Urine metabolites imply metabolic rewiring of kidney and predict acute kidney injury after cardiac surgery

Abstract

Acute kidney injury (AKI) is a serious complication in patients undergoing cardiac surgery, with the underlying mechanism remaining elusive, and lack of specific biomarkers for cardiac surgery-associated AKI (CS-AKI). We performed an untargeted metabolomics analysis of urine samples procured from a cohort of patients with or without AKI at 6 and 24 hours following cardiac surgery. Based on the differential urinary metabolites discovered, we further examined the expressions of the key metabolic enzymes that regulates these metabolites in kidney during AKI using a mouse model of ischemia-reperfusion injury (IRI) and in hypoxia-treated tubular epithelial cells (TECs).

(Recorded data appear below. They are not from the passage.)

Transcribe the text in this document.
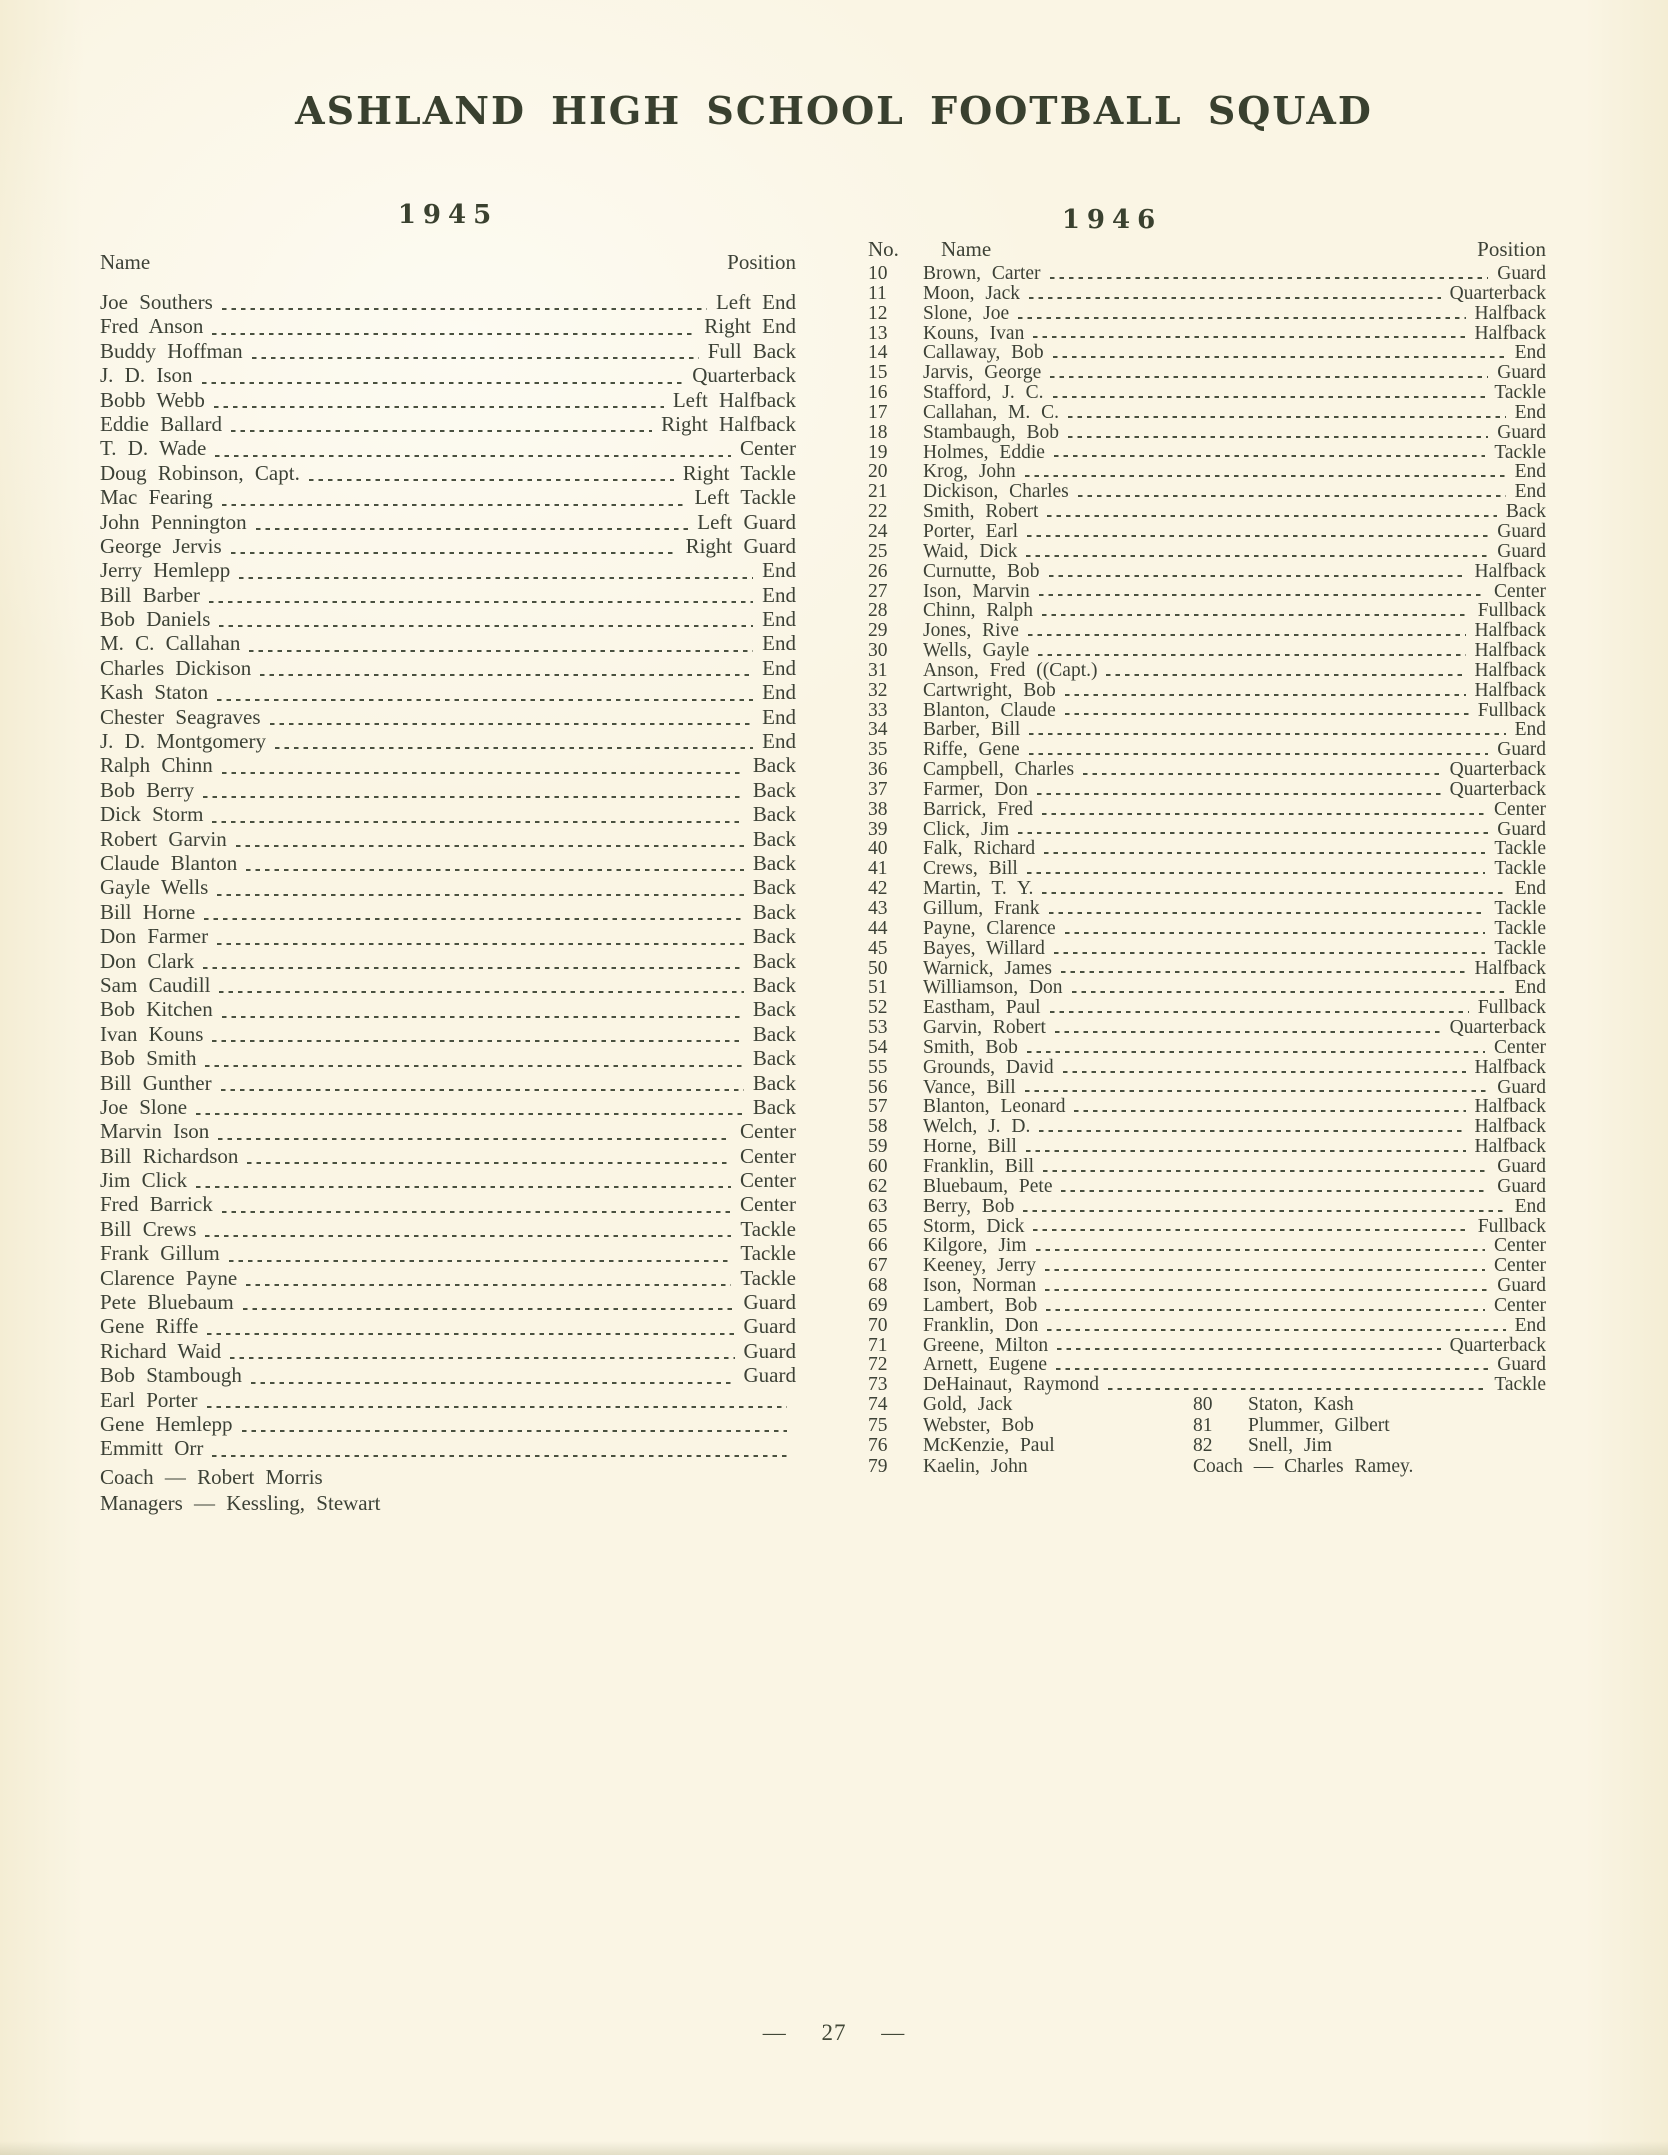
ASHLAND HIGH SCHOOL FOOTBALL SQUAD
1945
Name	Position
Joe Southers	Left End
Fred Anson	Right End
Buddy Hoffman	Full Back
J. D. Ison	Quarterback
Bobb Webb	Left Halfback
Eddie Ballard	Right Halfback
T. D. Wade	Center
Doug Robinson, Capt.	Right Tackle
Mac Fearing	Left Tackle
John Pennington	Left Guard
George Jervis	Right Guard
Jerry Hemlepp	End
Bill Barber	End
Bob Daniels	End
M. C. Callahan	End
Charles Dickison	End
Kash Staton	End
Chester Seagraves	End
J. D. Montgomery	End
Ralph Chinn	Back
Bob Berry	Back
Dick Storm	Back
Robert Garvin	Back
Claude Blanton	Back
Gayle Wells	Back
Bill Horne	Back
Don Farmer	Back
Don Clark	Back
Sam Caudill	Back
Bob Kitchen	Back
Ivan Kouns	Back
Bob Smith	Back
Bill Gunther	Back
Joe Slone	Back
Marvin Ison	Center
Bill Richardson	Center
Jim Click	Center
Fred Barrick	Center
Bill Crews	Tackle
Frank Gillum	Tackle
Clarence Payne	Tackle
Pete Bluebaum	Guard
Gene Riffe	Guard
Richard Waid	Guard
Bob Stambough	Guard
Earl Porter
Gene Hemlepp
Emmitt Orr
Coach — Robert Morris
Managers — Kessling, Stewart
1946
No.	Name	Position
10	Brown, Carter	Guard
11	Moon, Jack	Quarterback
12	Slone, Joe	Halfback
13	Kouns, Ivan	Halfback
14	Callaway, Bob	End
15	Jarvis, George	Guard
16	Stafford, J. C.	Tackle
17	Callahan, M. C.	End
18	Stambaugh, Bob	Guard
19	Holmes, Eddie	Tackle
20	Krog, John	End
21	Dickison, Charles	End
22	Smith, Robert	Back
24	Porter, Earl	Guard
25	Waid, Dick	Guard
26	Curnutte, Bob	Halfback
27	Ison, Marvin	Center
28	Chinn, Ralph	Fullback
29	Jones, Rive	Halfback
30	Wells, Gayle	Halfback
31	Anson, Fred ((Capt.)	Halfback
32	Cartwright, Bob	Halfback
33	Blanton, Claude	Fullback
34	Barber, Bill	End
35	Riffe, Gene	Guard
36	Campbell, Charles	Quarterback
37	Farmer, Don	Quarterback
38	Barrick, Fred	Center
39	Click, Jim	Guard
40	Falk, Richard	Tackle
41	Crews, Bill	Tackle
42	Martin, T. Y.	End
43	Gillum, Frank	Tackle
44	Payne, Clarence	Tackle
45	Bayes, Willard	Tackle
50	Warnick, James	Halfback
51	Williamson, Don	End
52	Eastham, Paul	Fullback
53	Garvin, Robert	Quarterback
54	Smith, Bob	Center
55	Grounds, David	Halfback
56	Vance, Bill	Guard
57	Blanton, Leonard	Halfback
58	Welch, J. D.	Halfback
59	Horne, Bill	Halfback
60	Franklin, Bill	Guard
62	Bluebaum, Pete	Guard
63	Berry, Bob	End
65	Storm, Dick	Fullback
66	Kilgore, Jim	Center
67	Keeney, Jerry	Center
68	Ison, Norman	Guard
69	Lambert, Bob	Center
70	Franklin, Don	End
71	Greene, Milton	Quarterback
72	Arnett, Eugene	Guard
73	DeHainaut, Raymond	Tackle
74	Gold, Jack	80	Staton, Kash
75	Webster, Bob	81	Plummer, Gilbert
76	McKenzie, Paul	82	Snell, Jim
79	Kaelin, John	Coach — Charles Ramey.
— 27 —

The urine metabolomic profiles in AKI patients were significantly different from those in non-AKI patients, including upregulation of tryptophan metabolism- and aerobic glycolysis-related metabolites, such as L-tryptophan and D-glucose 1-phosphate, downregulation of fatty acid oxidation (FAO) and tricarboxylic acid (TCA) cycle-related metabolites. Spearman correlation analysis showed that serum creatinine (Scr) was positively correlated with urinary L-tryptophan and indole, which had high accuracy for predicting AKI. In animal experiments, we demonstrated that the expression of rate-limiting enzymes in glycolysis, such as hexokinase II (HK2), was significantly upregulated during renal IRI. However, TCA cycle-related key enzymes citrate synthase (CS) was significantly downregulated after IRI. In vitro, hypoxia induced downregulation of CS in TECs. In addition, FAO-related gene peroxisome proliferator-activated receptor alpha (PPARα) was remarkably downregulated in kidney during renal IRI. This study presents urinary metabolites related to CS-AKI, indicating the rewiring of the metabolism in kidney during AKI, identifying potential AKI biomarkers.